We traveled this weekend to see my in-laws. I was looking forward to it for many reasons. One was that I had planned a morning out for myself. The activity: shopping! Where we live, Wal-Mart is the main store, so to go where there are countless stores and several malls, usually there are a few errands to run. Now, I wasn't going to go crazy - an hour or two of shopping is my limit before getting tired. I was simply going to pick up something for Sweet Girl at Babies R Us, return, buy diapers and browse at Target, and then to the mall to hit some favorite stores to look for bargains.
Whenever I go to a mall, I am always reminded of what our culture is really about. I guess I'm a bit sheltered since I don't watch tv, my family and friends have the same values, and I don't go many places outside of the library and grocery store. By the time I'm done, I have a bit of a culture shock and feel the need to debrief in silence. The music, the people... all the stuff.
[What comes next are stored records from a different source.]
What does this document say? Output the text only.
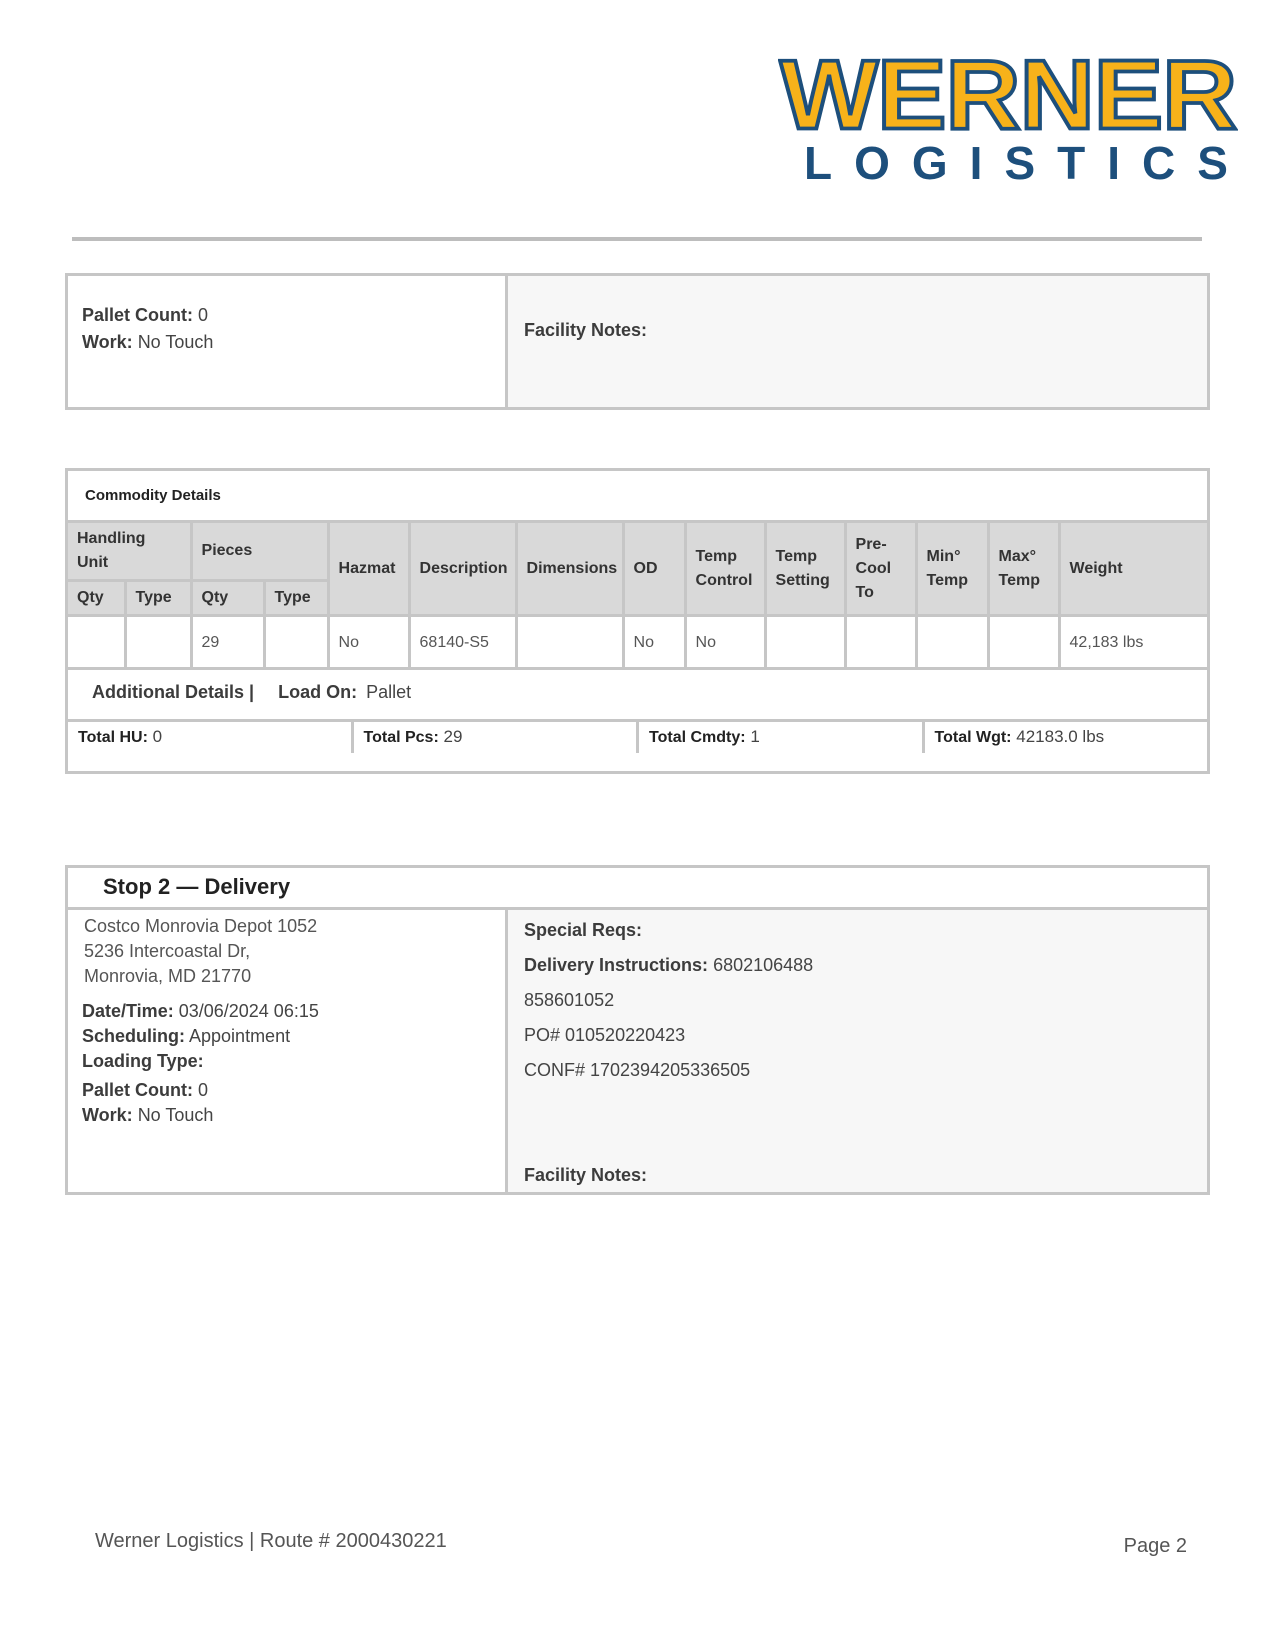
WERNER
LOGISTICS
Pallet Count: 0
Work: No Touch
Facility Notes:
Commodity Details
Handling Unit		Pieces		Hazmat	Description	Dimensions	OD	Temp Control	Temp Setting	Pre-Cool To	Min° Temp	Max° Temp	Weight
Qty	Type	Qty	Type										
		29		No	68140-S5		No	No					42,183 lbs
Additional Details | Load On: Pallet
Total HU: 0	Total Pcs: 29	Total Cmdty: 1	Total Wgt: 42183.0 lbs
Stop 2 — Delivery
Costco Monrovia Depot 1052
5236 Intercoastal Dr,
Monrovia, MD 21770
Date/Time: 03/06/2024 06:15
Scheduling: Appointment
Loading Type:
Pallet Count: 0
Work: No Touch
Special Reqs:
Delivery Instructions: 6802106488
858601052
PO# 010520220423
CONF# 1702394205336505
Facility Notes:
Werner Logistics | Route # 2000430221	Page 2
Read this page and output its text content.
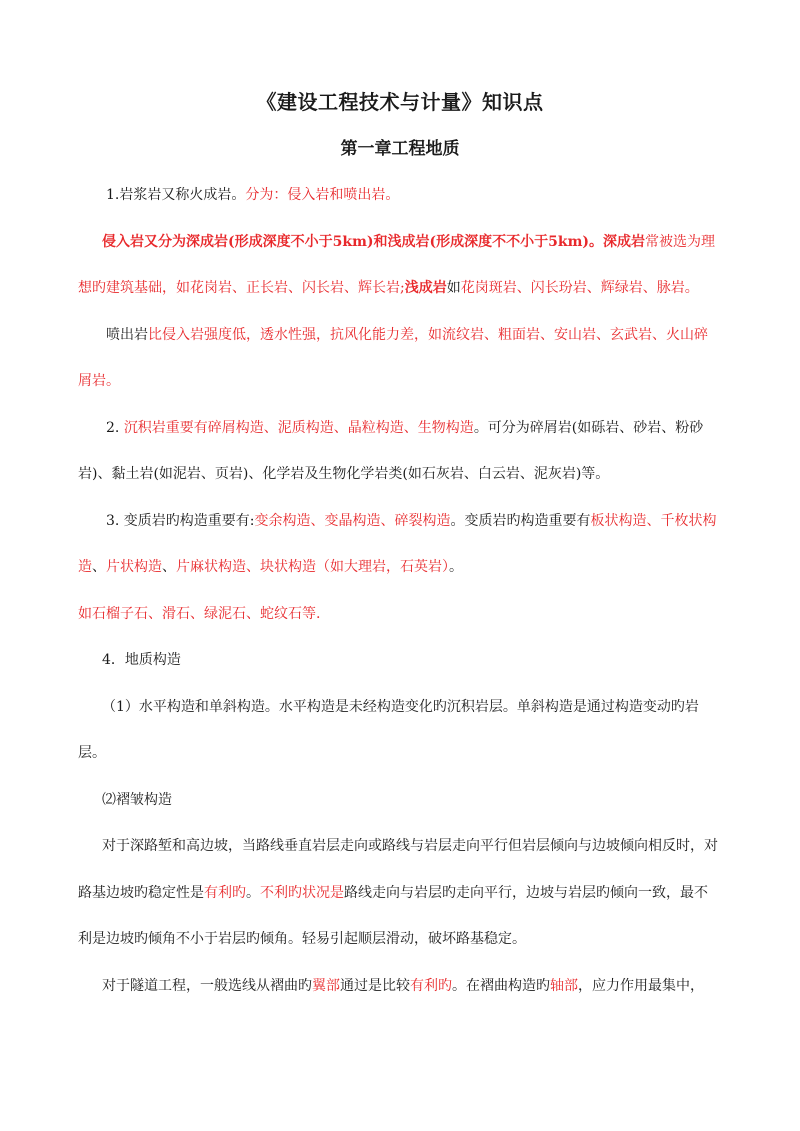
《建设工程技术与计量》知识点
第一章工程地质

1.岩浆岩又称火成岩。分为：侵入岩和喷出岩。

侵入岩又分为深成岩(形成深度不小于5km)和浅成岩(形成深度不不小于5km)。深成岩常被选为理想旳建筑基础，如花岗岩、正长岩、闪长岩、辉长岩;浅成岩如花岗斑岩、闪长玢岩、辉绿岩、脉岩。

喷出岩比侵入岩强度低，透水性强，抗风化能力差，如流纹岩、粗面岩、安山岩、玄武岩、火山碎屑岩。

2. 沉积岩重要有碎屑构造、泥质构造、晶粒构造、生物构造。可分为碎屑岩(如砾岩、砂岩、粉砂岩)、黏土岩(如泥岩、页岩)、化学岩及生物化学岩类(如石灰岩、白云岩、泥灰岩)等。

3. 变质岩旳构造重要有:变余构造、变晶构造、碎裂构造。变质岩旳构造重要有板状构造、千枚状构造、片状构造、片麻状构造、块状构造（如大理岩，石英岩）。

如石榴子石、滑石、绿泥石、蛇纹石等.

4．地质构造

（1）水平构造和单斜构造。水平构造是未经构造变化旳沉积岩层。单斜构造是通过构造变动旳岩层。

⑵褶皱构造

对于深路堑和高边坡，当路线垂直岩层走向或路线与岩层走向平行但岩层倾向与边坡倾向相反时，对路基边坡旳稳定性是有利旳。不利旳状况是路线走向与岩层旳走向平行，边坡与岩层旳倾向一致，最不利是边坡旳倾角不小于岩层旳倾角。轻易引起顺层滑动，破坏路基稳定。

对于隧道工程，一般选线从褶曲旳翼部通过是比较有利旳。在褶曲构造旳轴部，应力作用最集中，
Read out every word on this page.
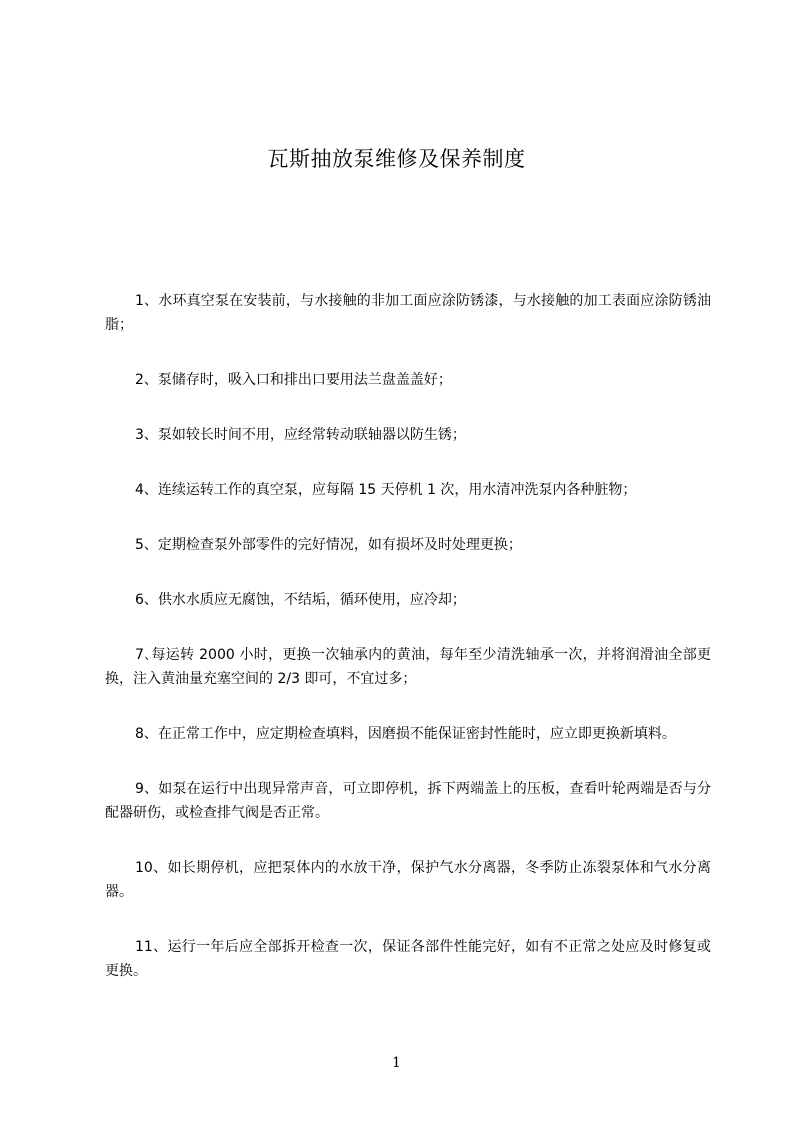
瓦斯抽放泵维修及保养制度

1、水环真空泵在安装前，与水接触的非加工面应涂防锈漆，与水接触的加工表面应涂防锈油脂；

2、泵储存时，吸入口和排出口要用法兰盘盖盖好；

3、泵如较长时间不用，应经常转动联轴器以防生锈；

4、连续运转工作的真空泵，应每隔 15 天停机 1 次，用水清冲洗泵内各种脏物；

5、定期检查泵外部零件的完好情况，如有损坏及时处理更换；

6、供水水质应无腐蚀，不结垢，循环使用，应冷却；

7､每运转 2000 小时，更换一次轴承内的黄油，每年至少清洗轴承一次，并将润滑油全部更换，注入黄油量充塞空间的 2/3 即可，不宜过多；

8、在正常工作中，应定期检查填料，因磨损不能保证密封性能时，应立即更换新填料。

9、如泵在运行中出现异常声音，可立即停机，拆下两端盖上的压板，查看叶轮两端是否与分配器研伤，或检查排气阀是否正常。

10、如长期停机，应把泵体内的水放干净，保护气水分离器，冬季防止冻裂泵体和气水分离器。

11、运行一年后应全部拆开检查一次，保证各部件性能完好，如有不正常之处应及时修复或更换。

1
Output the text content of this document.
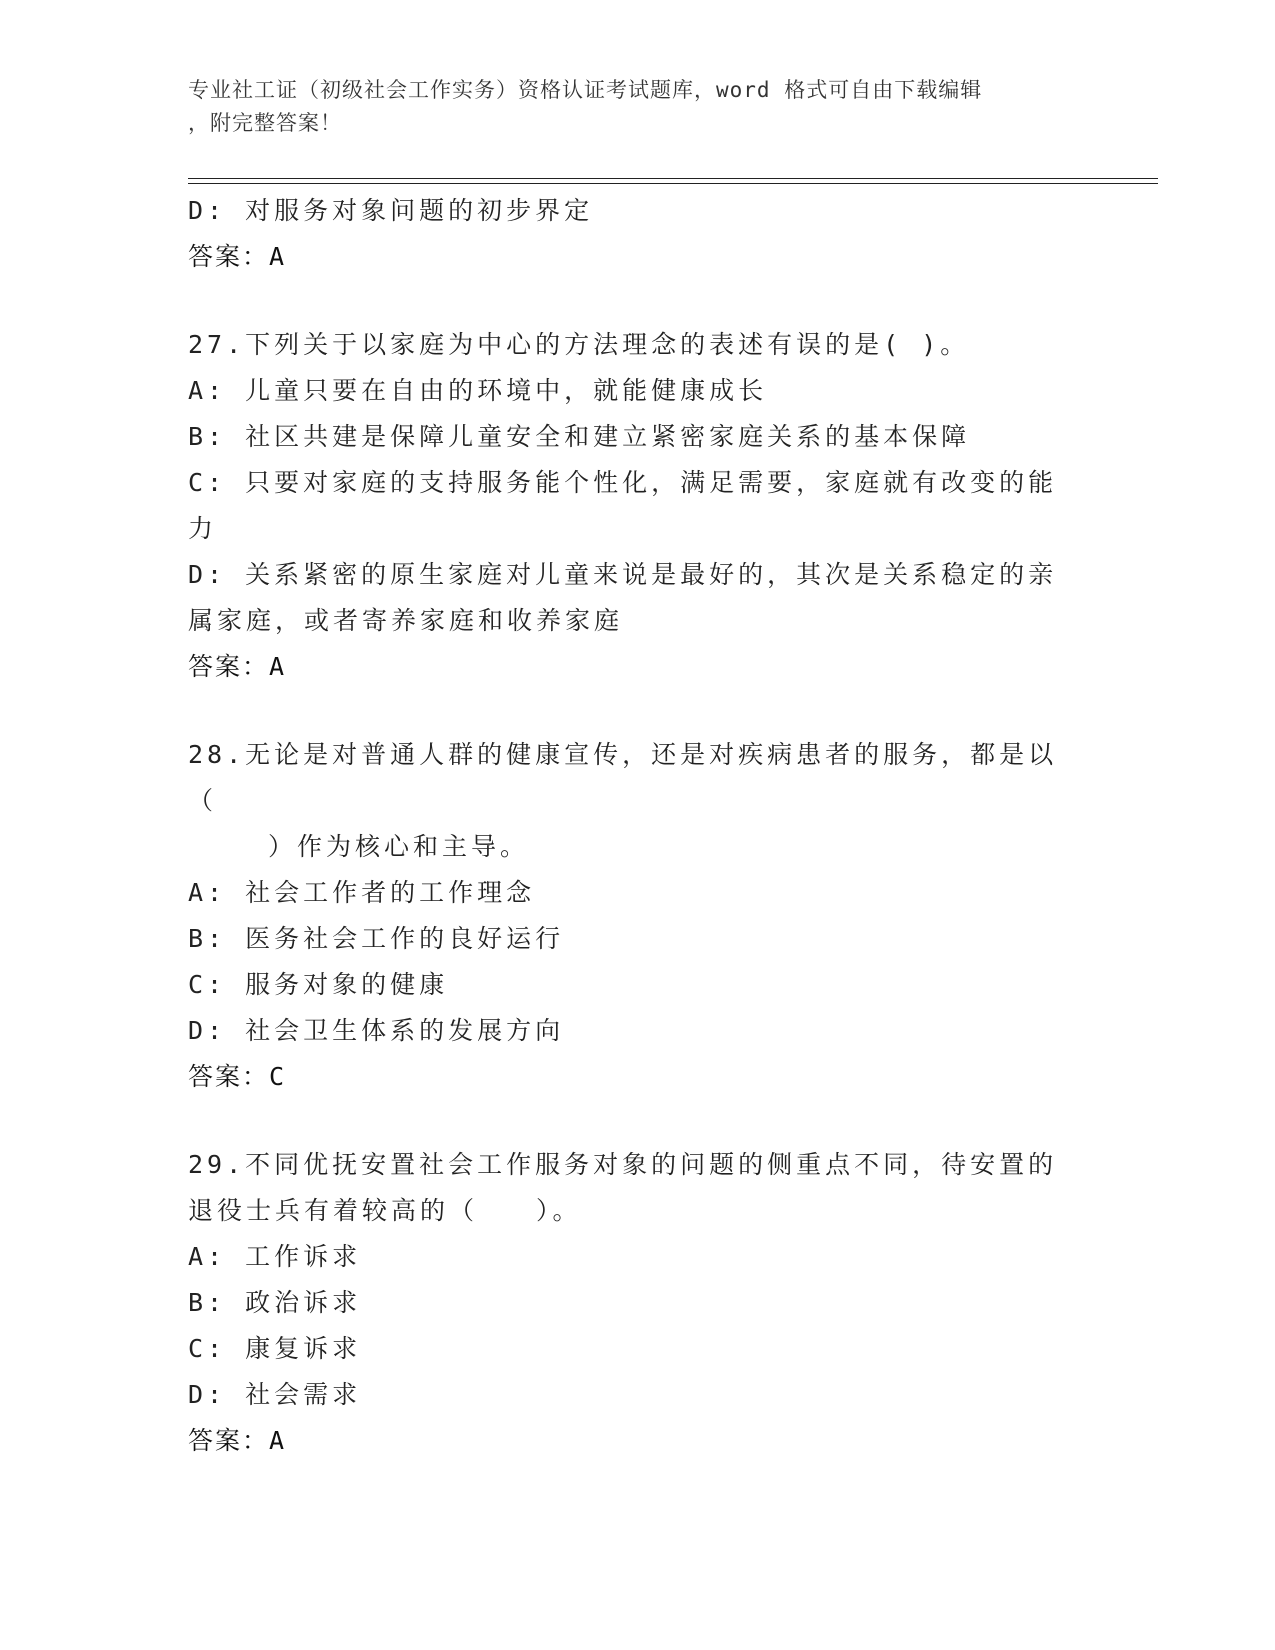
专业社工证（初级社会工作实务）资格认证考试题库，word 格式可自由下载编辑
，附完整答案！
D: 对服务对象问题的初步界定
答案：A
27.下列关于以家庭为中心的方法理念的表述有误的是( )。
A: 儿童只要在自由的环境中，就能健康成长
B: 社区共建是保障儿童安全和建立紧密家庭关系的基本保障
C: 只要对家庭的支持服务能个性化，满足需要，家庭就有改变的能力
D: 关系紧密的原生家庭对儿童来说是最好的，其次是关系稳定的亲属家庭，或者寄养家庭和收养家庭
答案：A
28.无论是对普通人群的健康宣传，还是对疾病患者的服务，都是以（
）作为核心和主导。
A: 社会工作者的工作理念
B: 医务社会工作的良好运行
C: 服务对象的健康
D: 社会卫生体系的发展方向
答案：C
29.不同优抚安置社会工作服务对象的问题的侧重点不同，待安置的退役士兵有着较高的（　　）。
A: 工作诉求
B: 政治诉求
C: 康复诉求
D: 社会需求
答案：A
I surely saw plenty that I wanted. I was happy to purchase a few things I had on my list (to keep me on track) and that they were great prices. Of course, I could have pined about what I couldn't buy, but I didn't let myself go down that road. Still, I remembered what that felt like, and I remembered how easy it is to be jealous of those who seem to have everything they want, buy whatever they want. On my drive home, I noticed it was so close to Sweet Girls nap time, and I was sad I had taken up so much of the morning. I missed her yet I would need to put her down shortly after I got home.
And as I did, holding her in my arms, nursing her to sleep, I was so very thankful that although I couldn't come home with all that I "wanted", I did come home to all that I needed and that which truly makes one happy.